Derek Valcourt has the latest black eye for the program.
Before city speed cameras were even installed, residents were skeptical about them. Now that some cameras are having problems, there is growing pressure on lawmakers to make sure they are fair and accurate.
One speed camera on Cold Spring Lane near Falls Road has recorded 11,000 speeders, but after a handful of challenges some tickets were voided because the camera was recording inaccurate speeds.
The City Council is planning to hold hearings on the growing problems.
“The camera is having some kind of glitch. That we were told, but what kind we really don’t know,” said Council President Jack Young.
An investigation by our media partner, The Baltimore Sun, also found problems with at least two other cameras.
With looming questions about the cameras’ reliability, most drivers no longer trust them.
“The evidence is there that they are not accurate right now,” said one resident.
“They say you are doing something wrong and all you can do is take their word for it. You can’t fight them,” said another.
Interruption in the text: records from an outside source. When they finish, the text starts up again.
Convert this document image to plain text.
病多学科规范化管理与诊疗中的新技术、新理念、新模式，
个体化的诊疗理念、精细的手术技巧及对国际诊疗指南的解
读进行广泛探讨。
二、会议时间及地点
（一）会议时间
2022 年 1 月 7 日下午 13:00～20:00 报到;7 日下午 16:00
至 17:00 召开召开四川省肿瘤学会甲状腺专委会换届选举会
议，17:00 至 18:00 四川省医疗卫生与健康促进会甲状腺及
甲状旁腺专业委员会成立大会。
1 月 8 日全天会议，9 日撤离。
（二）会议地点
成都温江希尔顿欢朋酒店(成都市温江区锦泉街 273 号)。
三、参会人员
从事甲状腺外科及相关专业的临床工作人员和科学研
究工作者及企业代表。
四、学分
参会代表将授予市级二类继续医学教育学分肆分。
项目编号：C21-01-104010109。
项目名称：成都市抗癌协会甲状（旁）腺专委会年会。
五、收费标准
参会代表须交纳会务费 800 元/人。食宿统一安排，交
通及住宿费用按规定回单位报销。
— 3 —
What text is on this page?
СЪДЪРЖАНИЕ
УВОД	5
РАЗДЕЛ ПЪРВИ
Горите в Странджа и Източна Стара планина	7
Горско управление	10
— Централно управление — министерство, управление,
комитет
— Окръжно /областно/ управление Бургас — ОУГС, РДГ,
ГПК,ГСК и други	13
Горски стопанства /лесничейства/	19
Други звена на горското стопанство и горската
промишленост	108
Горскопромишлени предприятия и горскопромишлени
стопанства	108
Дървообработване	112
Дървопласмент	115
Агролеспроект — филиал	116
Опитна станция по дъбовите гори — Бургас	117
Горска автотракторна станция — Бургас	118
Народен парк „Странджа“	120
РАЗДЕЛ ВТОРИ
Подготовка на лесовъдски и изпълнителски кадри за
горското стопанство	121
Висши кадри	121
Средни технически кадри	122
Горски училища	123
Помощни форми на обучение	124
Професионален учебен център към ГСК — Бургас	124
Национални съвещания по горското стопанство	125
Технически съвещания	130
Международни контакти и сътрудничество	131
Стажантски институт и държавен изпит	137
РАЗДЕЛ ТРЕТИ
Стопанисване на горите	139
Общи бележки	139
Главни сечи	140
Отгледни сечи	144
The city Department of Transportation says they are working with the camera vendors and continuing a rigorous investigation.
In fiscal year 2012, drivers paid more than $19 million in fines, $4 million more than projected.
Mayor Stephanie Rawlings-Blake assembled a task force to look into the cameras well before the errors became public. She tells WJZ the cameras are making streets safer.
Speed violations dropped by 80 percent between May of 2010 and September of 2011. The average speed of drivers also went down at 44 of 48 fixed camera locations, meaning school zones are now slower.
Delegate Jon Cardin has his own concerns about the speed camera program. He’s holding a press conference Monday to talk about it.
Despite these problems, city officials say the speed camera program has an error rate of less than one-quarter of one percent.